Diese Ansicht teilt auch die Mehrheit der ehemaligen Nationaltorhüter. Die Mehrheit der Ex-DFB-Keeper hat sich gegen Lehmann ausgesprochen, sollte der beim FC Arsenal seinen Stammplatz nicht zurückerobern. "Für einen Torwart ist es ohne Spielpraxis viel schwieriger als für einen Feldspieler. Der Keeper verliert die Souveränität", meint Bodo Illgner.

Seine Befürworter

Volle Rückendeckung erhielt Lehmann bisher vom Trainerstab der Nationalmannschaft. Löw bescheinigte ihm "außergewöhnliche Klasse" und beteuerte, dass er aufgrund seiner Erfahrung auch ohne Spielpraxis bei der EM im Tor stehen könnte. Doch Löw ist sich der prekären Situation bewusst. "Ob er dieses Niveau über so viele Monate hinweg ohne Spiele halten kann, ist schwer zu beurteilen", sagte der Bundestrainer.

Er erwartet von Lehmann, dass er das Gespräch mit Wenger sucht, um seine Chancen auszuloten. Bis Weihnachten will Löw Anworten auf seine Fragen. "Dann können wir berechnen, auf wie viele Spiele Jens bis zur EM kommen kann. Ob das ausreicht oder nicht. Und wenn nicht, welche Möglichkeiten es für ihn gibt, den Verein zu wechseln."

Torwarttrainer Andreas Köpke stellt Lehmanns Position nicht in Frage und sieht das Torhüterduell auf den Positionen zwei und drei.
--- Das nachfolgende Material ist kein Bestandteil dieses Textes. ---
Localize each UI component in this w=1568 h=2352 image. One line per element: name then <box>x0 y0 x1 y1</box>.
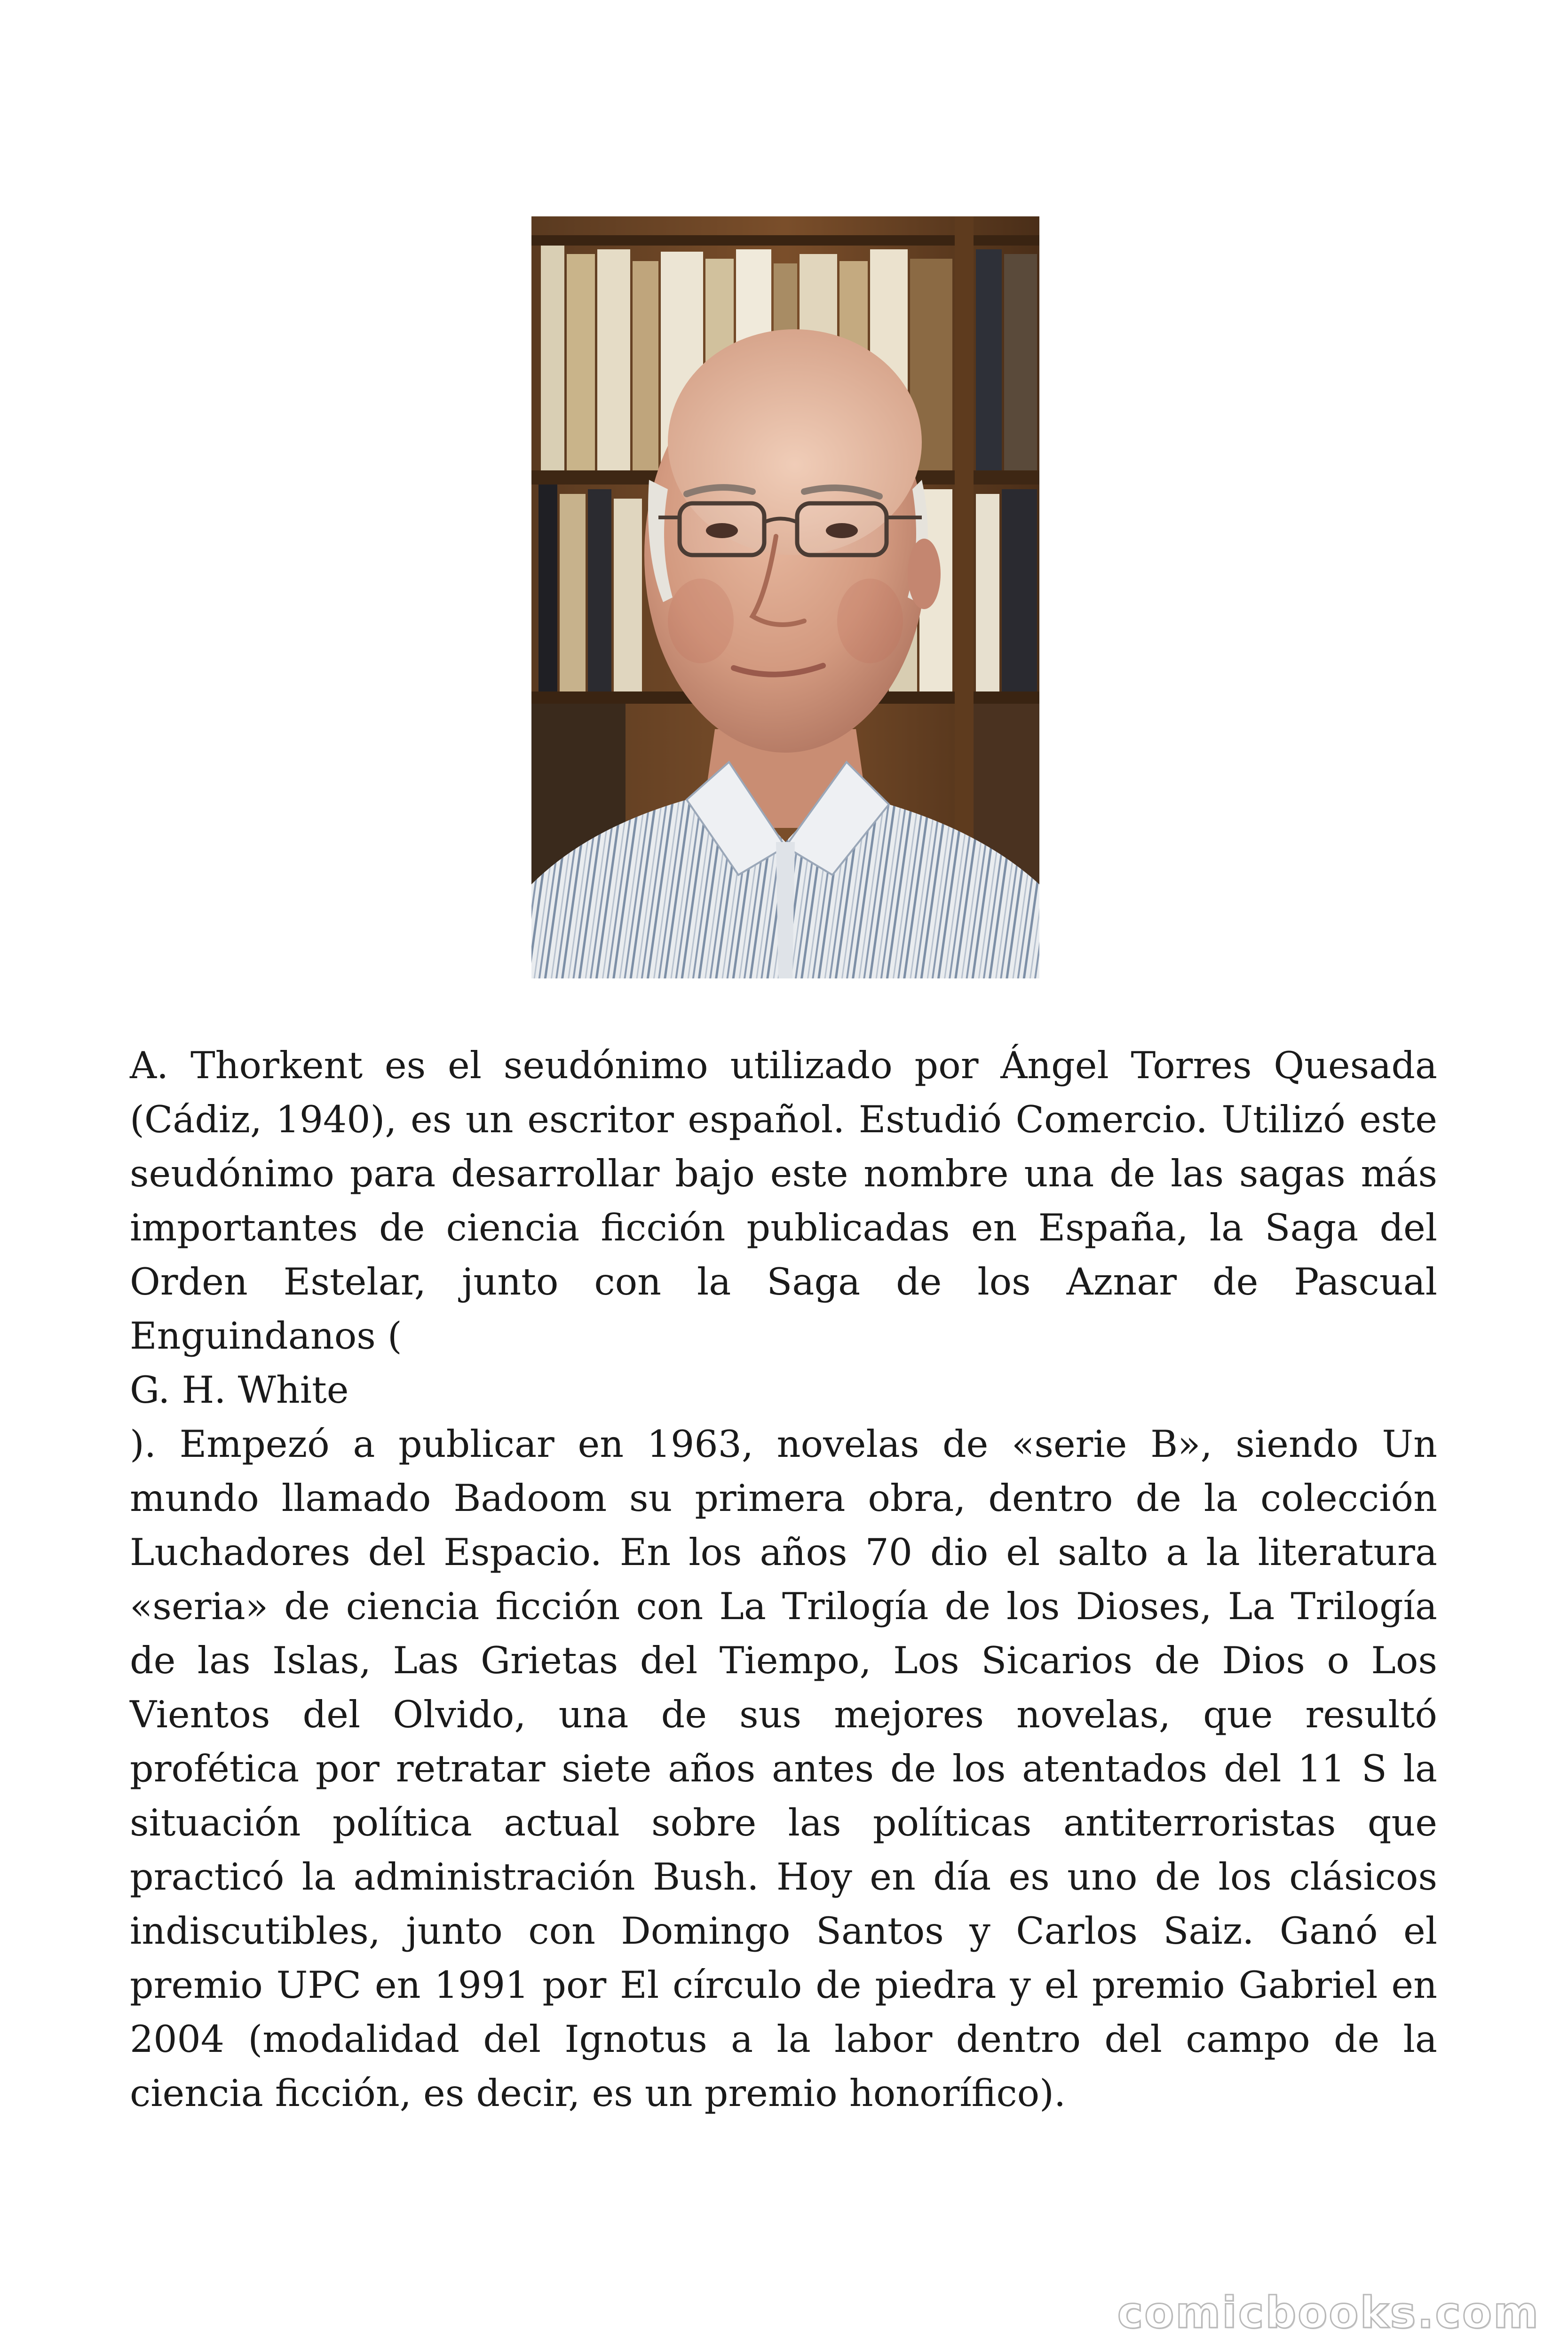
bio-line: profética por retratar siete años antes de los atentados del 11 S la <box>130 1747 1437 1790</box>
author-bio <box>130 1039 1437 2121</box>
bio-line: ). Empezó a publicar en 1963, novelas de «serie B», siendo Un <box>130 1422 1437 1466</box>
bio-line: 2004 (modalidad del Ignotus a la labor dentro del campo de la <box>130 2018 1437 2061</box>
bio-line: seudónimo para desarrollar bajo este nombre una de las sagas más <box>130 1152 1437 1195</box>
author-portrait-image <box>531 216 1039 978</box>
bio-line: practicó la administración Bush. Hoy en día es uno de los clásicos <box>130 1855 1437 1899</box>
bio-line: Luchadores del Espacio. En los años 70 dio el salto a la literatura <box>130 1531 1437 1574</box>
bio-line-pseudonym: G. H. White <box>130 1368 349 1412</box>
bio-line: «seria» de ciencia ficción con La Trilogía de los Dioses, La Trilogía <box>130 1585 1437 1628</box>
bio-line: Enguindanos ( <box>130 1314 402 1358</box>
bio-line: A. Thorkent es el seudónimo utilizado por Ángel Torres Quesada <box>130 1044 1437 1087</box>
bio-line: situación política actual sobre las políticas antiterroristas que <box>130 1801 1437 1844</box>
bio-line: Vientos del Olvido, una de sus mejores novelas, que resultó <box>130 1693 1437 1736</box>
bio-line: mundo llamado Badoom su primera obra, dentro de la colección <box>130 1477 1437 1520</box>
bio-line: Orden Estelar, junto con la Saga de los Aznar de Pascual <box>130 1260 1437 1303</box>
bio-line: ciencia ficción, es decir, es un premio honorífico). <box>130 2072 1066 2115</box>
bio-line: (Cádiz, 1940), es un escritor español. Estudió Comercio. Utilizó este <box>130 1098 1437 1141</box>
bio-line: de las Islas, Las Grietas del Tiempo, Los Sicarios de Dios o Los <box>130 1639 1437 1682</box>
watermark: comicbooks.com <box>1117 2288 1540 2338</box>
bio-line: importantes de ciencia ficción publicadas en España, la Saga del <box>130 1206 1437 1249</box>
bio-line: premio UPC en 1991 por El círculo de piedra y el premio Gabriel en <box>130 1963 1437 2007</box>
author-photo <box>531 216 1039 978</box>
bio-line: indiscutibles, junto con Domingo Santos y Carlos Saiz. Ganó el <box>130 1909 1437 1953</box>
Selbst Bayern-Manager Uli Hoeneß hat sich unlängst für ihn ausgesprochen: "Lehmann muss bei der Europameisterschaft auf jeden Fall spielen, selbst wenn er bei Arsenal London gar kein Spiel mehr machen sollte."

Seine Optionen

Karlsruhe, Duisburg, Hoffenheim, die Liste ließe sich beliebig fortsetzen. Kaum ein Team aus der ersten oder zweiten Liga, das nicht mit Lehmann in Verbindung gebracht wurde. Doch wirklich konkret wurde noch nichts, wahrscheinlich auch, weil viele Klubs die Gehaltsvorstellungen nicht erfüllen könnten. Falls es zu einem Wechsel kommen sollte, dann wohl nur innerhalb der Premier League. Denn dort herrscht erstens ein größerer Bedarf an guten Torhütern, zweitens ist dort das nötige Kleingeld vorhanden und drittens will Lehmann seinen Kindern während des Schuljahres keinen Wechsel zumuten. Erste Kandidaten wären damit die Tottenham Hotspur und Manchester City.